Regardez d’abord autour de vous
À remarquer
- La carte des rues au sol
- La colonne de panneaux de rues
- La salle de l’ancienne église méthodiste
L’histoire du lieu
En mille neuf cent quatre-vingt-quatorze, Sandra Prosalendis, première directrice du futur Musée du District Six, entra dans une église méthodiste inoccupée sur Buitenkant Street. Elle devait transformer les rencontres d’anciens habitants en véritable musée et trouver des fonds pour celui-ci. Le local existait déjà, mais la collection n’existait pas encore.
Le quartier fut appelé le Sixième en mille huit cent soixante-sept : Le Cap fut alors divisé en districts municipaux, et celui-ci reçut le numéro six. En mille neuf cent soixante-six, le gouvernement de l’apartheid le déclara zone réservée aux Blancs. Plus de soixante mille habitants furent déplacés de force vers la périphérie du Cap. Les maisons, les boutiques et des rues entières furent démolies. De nombreux lieux de culte furent laissés debout, et cette église survécut donc elle aussi. Lorsque les paroissiens furent dispersés dans différents quartiers, les méthodistes réunirent ailleurs deux communautés urbaines, et le bâtiment de Buitenkant Street se vida.
Prosalendis lut dans un journal l’histoire d’un homme qui conservait d’anciens panneaux de rues du District Six. Il s’avéra qu’il était le chef de l’équipe qui avait démoli le quartier. On lui avait ordonné d’évacuer les gravats et de les jeter à la mer. La démolition était son travail, mais il emporta secrètement chez lui des dizaines de panneaux indicateurs émaillés et les cacha dans sa cave.
Pendant plus de vingt ans, il ne les montra à personne. Il craignait que l’État n’apprenne que l’ordre avait été enfreint, et il craignait en même temps les anciens habitants : à leurs yeux, il restait l’homme qui avait dirigé la destruction de leurs maisons.
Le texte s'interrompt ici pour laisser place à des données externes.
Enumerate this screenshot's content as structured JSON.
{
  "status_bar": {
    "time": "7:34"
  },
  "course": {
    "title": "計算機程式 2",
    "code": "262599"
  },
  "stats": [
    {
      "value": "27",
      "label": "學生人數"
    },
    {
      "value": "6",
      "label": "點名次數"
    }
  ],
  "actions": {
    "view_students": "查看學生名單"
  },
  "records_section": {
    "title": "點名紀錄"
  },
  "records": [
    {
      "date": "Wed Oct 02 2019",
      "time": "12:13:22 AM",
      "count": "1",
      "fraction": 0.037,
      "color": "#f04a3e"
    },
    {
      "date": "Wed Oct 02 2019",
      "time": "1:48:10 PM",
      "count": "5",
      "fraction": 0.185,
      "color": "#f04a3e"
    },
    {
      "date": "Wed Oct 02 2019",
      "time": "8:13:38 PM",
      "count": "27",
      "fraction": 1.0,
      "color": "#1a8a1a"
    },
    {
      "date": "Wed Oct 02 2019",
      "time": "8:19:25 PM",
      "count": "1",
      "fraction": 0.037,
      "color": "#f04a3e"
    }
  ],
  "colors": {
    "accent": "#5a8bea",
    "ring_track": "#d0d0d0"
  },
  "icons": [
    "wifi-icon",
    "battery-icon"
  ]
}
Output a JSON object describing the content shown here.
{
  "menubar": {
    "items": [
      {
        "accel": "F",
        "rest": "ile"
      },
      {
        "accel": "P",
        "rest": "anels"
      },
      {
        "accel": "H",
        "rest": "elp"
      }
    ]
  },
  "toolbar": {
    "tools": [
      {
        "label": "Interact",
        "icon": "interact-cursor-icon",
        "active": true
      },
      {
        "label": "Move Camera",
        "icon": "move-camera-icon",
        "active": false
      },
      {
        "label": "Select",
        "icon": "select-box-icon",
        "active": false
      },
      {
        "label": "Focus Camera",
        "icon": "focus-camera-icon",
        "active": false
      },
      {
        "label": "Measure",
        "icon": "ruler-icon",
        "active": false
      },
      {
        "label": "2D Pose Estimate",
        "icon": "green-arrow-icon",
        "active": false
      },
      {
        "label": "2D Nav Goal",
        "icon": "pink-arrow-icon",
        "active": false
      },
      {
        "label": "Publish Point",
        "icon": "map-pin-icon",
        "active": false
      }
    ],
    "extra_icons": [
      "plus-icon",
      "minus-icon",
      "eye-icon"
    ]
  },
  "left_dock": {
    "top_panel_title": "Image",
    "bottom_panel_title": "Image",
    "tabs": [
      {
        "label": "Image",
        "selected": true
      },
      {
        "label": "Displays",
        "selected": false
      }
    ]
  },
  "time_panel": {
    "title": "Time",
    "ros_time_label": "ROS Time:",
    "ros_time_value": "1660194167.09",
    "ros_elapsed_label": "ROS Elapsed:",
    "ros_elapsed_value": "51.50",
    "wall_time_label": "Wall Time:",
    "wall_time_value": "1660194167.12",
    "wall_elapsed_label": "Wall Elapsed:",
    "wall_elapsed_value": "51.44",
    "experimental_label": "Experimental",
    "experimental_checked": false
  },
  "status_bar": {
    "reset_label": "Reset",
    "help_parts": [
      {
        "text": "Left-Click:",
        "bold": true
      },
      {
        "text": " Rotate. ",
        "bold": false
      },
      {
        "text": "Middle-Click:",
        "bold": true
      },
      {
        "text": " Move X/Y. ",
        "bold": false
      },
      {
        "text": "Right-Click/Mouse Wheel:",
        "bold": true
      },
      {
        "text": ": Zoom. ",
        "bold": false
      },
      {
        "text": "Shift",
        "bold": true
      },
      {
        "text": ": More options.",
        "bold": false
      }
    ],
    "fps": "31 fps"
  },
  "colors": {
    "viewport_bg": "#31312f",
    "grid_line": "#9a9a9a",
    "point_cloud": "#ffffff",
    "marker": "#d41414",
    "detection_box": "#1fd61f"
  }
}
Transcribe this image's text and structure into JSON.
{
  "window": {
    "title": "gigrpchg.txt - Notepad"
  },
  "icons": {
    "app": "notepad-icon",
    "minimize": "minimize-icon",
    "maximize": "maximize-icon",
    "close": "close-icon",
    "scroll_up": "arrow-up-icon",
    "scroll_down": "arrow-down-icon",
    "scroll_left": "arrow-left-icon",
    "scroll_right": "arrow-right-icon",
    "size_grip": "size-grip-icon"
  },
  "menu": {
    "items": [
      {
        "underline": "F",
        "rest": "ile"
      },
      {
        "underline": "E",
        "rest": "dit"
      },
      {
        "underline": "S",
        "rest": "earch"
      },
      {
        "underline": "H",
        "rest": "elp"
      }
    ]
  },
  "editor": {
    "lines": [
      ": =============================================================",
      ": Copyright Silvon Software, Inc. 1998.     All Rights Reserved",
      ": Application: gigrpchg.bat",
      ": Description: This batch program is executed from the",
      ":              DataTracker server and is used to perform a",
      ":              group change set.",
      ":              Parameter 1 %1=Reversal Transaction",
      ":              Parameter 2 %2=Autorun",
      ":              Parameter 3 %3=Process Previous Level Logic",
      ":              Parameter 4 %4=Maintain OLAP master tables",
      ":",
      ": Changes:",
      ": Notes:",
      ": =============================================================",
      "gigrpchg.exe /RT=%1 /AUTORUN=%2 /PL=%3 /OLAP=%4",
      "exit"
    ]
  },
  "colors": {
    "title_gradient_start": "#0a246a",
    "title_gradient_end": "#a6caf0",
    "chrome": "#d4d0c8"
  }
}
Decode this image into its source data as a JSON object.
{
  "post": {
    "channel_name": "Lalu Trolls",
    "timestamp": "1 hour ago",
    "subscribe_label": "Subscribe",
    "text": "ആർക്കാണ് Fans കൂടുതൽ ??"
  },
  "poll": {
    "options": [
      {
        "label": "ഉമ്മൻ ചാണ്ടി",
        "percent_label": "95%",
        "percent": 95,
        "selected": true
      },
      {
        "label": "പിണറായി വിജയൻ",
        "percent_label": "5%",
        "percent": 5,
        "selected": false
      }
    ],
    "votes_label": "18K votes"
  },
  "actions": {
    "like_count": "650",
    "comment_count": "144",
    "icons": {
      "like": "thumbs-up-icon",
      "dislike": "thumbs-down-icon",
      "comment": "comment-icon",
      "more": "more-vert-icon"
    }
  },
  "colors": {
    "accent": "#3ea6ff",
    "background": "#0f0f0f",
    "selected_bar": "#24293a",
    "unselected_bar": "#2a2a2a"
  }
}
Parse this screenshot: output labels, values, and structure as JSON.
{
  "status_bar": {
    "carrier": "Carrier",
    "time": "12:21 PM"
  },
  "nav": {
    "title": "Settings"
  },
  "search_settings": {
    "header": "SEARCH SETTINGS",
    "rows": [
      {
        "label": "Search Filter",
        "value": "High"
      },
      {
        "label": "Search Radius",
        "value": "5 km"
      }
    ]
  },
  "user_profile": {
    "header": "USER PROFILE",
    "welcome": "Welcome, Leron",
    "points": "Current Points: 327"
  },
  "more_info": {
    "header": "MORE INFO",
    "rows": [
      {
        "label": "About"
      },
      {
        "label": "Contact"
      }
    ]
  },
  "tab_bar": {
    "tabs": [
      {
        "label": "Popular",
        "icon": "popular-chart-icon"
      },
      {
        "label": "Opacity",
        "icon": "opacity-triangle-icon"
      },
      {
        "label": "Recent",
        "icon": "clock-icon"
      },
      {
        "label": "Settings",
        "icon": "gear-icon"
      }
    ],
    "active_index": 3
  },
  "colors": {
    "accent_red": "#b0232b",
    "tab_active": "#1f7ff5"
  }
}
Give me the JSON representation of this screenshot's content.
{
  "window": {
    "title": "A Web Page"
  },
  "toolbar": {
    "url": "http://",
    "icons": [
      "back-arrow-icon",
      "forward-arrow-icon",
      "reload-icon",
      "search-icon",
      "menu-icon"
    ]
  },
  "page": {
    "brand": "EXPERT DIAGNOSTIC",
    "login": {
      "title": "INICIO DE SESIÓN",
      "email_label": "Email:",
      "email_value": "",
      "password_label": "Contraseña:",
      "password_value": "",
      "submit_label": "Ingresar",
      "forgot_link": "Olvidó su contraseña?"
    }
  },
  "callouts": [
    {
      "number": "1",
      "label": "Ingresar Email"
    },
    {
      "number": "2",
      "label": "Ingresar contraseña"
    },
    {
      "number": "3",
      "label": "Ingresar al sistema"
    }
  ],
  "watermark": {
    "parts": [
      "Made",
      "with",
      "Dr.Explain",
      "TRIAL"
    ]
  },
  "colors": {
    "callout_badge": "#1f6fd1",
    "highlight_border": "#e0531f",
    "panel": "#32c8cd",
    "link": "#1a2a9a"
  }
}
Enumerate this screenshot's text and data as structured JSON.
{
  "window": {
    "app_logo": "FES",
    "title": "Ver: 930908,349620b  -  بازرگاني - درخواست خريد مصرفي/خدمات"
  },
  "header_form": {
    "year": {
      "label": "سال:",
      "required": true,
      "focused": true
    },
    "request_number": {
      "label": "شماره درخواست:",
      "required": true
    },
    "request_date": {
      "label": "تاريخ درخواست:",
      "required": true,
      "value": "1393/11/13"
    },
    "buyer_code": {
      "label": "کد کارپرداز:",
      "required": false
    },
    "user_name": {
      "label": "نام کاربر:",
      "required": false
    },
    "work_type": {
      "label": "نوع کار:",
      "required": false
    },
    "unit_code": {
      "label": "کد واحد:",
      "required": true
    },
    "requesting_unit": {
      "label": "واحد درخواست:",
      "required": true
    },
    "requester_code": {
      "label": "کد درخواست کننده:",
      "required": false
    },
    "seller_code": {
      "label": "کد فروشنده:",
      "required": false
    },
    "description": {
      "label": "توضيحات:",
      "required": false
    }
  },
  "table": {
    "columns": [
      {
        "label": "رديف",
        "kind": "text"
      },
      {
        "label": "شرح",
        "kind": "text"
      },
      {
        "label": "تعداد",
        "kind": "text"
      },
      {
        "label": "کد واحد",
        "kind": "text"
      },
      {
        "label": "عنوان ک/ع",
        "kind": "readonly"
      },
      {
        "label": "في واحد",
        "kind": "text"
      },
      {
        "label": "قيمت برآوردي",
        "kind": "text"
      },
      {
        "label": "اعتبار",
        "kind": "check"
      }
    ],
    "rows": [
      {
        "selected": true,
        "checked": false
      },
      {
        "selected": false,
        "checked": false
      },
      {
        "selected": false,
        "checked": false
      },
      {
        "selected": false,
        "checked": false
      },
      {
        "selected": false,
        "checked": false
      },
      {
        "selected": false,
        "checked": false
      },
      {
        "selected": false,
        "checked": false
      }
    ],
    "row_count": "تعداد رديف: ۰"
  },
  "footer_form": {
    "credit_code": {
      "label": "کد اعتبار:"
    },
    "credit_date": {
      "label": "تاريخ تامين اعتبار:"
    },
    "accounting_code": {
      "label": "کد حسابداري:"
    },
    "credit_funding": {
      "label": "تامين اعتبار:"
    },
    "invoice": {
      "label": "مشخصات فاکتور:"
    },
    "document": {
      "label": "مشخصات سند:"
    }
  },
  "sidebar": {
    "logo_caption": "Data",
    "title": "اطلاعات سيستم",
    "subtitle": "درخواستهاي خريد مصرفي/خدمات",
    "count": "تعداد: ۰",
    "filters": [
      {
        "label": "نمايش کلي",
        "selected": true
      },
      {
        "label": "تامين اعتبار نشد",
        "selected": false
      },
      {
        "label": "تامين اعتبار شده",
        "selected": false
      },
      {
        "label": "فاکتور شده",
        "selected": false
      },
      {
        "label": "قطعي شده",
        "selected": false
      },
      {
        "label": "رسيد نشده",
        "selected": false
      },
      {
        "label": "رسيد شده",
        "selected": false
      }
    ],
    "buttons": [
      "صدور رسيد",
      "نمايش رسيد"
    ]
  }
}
Prosalendis le retrouva et vint avec l’un des administrateurs du fonds du musée. Le propriétaire leur montra la cave, mais refusa de céder les panneaux. Elles revinrent. Après plusieurs rencontres, lui et sa femme décidèrent finalement de donner la collection au musée.
Soixante-quinze panneaux furent accrochés dans l’ancienne église, et des artistes dessinèrent au sol une carte des rues telles qu’elles étaient avant la démolition. Le dix décembre mille neuf cent quatre-vingt-quatorze, les organisateurs ouvrirent l’exposition « Streets: Retracing District Six ». Les anciens habitants commencèrent à inscrire sur la carte des noms de famille, des écoles, des arrêts de bus et les emplacements de leurs maisons. Les visiteurs se mirent ainsi à enrichir la collection d’informations qui ne figuraient ni sur le plan officiel ni sur les étiquettes du musée.
L’exposition devait fermer au bout de deux semaines. En raison de l’affluence, elle fut maintenue et devint la base de l’exposition permanente. Au milieu de l’ancienne salle de l’église repose toujours la carte couverte d’inscriptions. Au-dessus d’elle, une colonne à quatre faces faite d’anciens panneaux de rues s’élève jusqu’au plafond. L’ordre de les jeter à la mer ne fut jamais exécuté.
Sur place
Site officiel : de 09:00 à 16:00, lundi—samedi ; la réservation est indiquée comme obligatoire.
Vérifié : 1 juillet 2026. Vérifiez la source officielle avant votre visite.L’essentiel se trouve à l’intérieur ; une visite du musée est donc nécessaire pour faire pleinement cette étape. Ne marchez pas machinalement sur la carte : observez-la comme une archive commune d’adresses.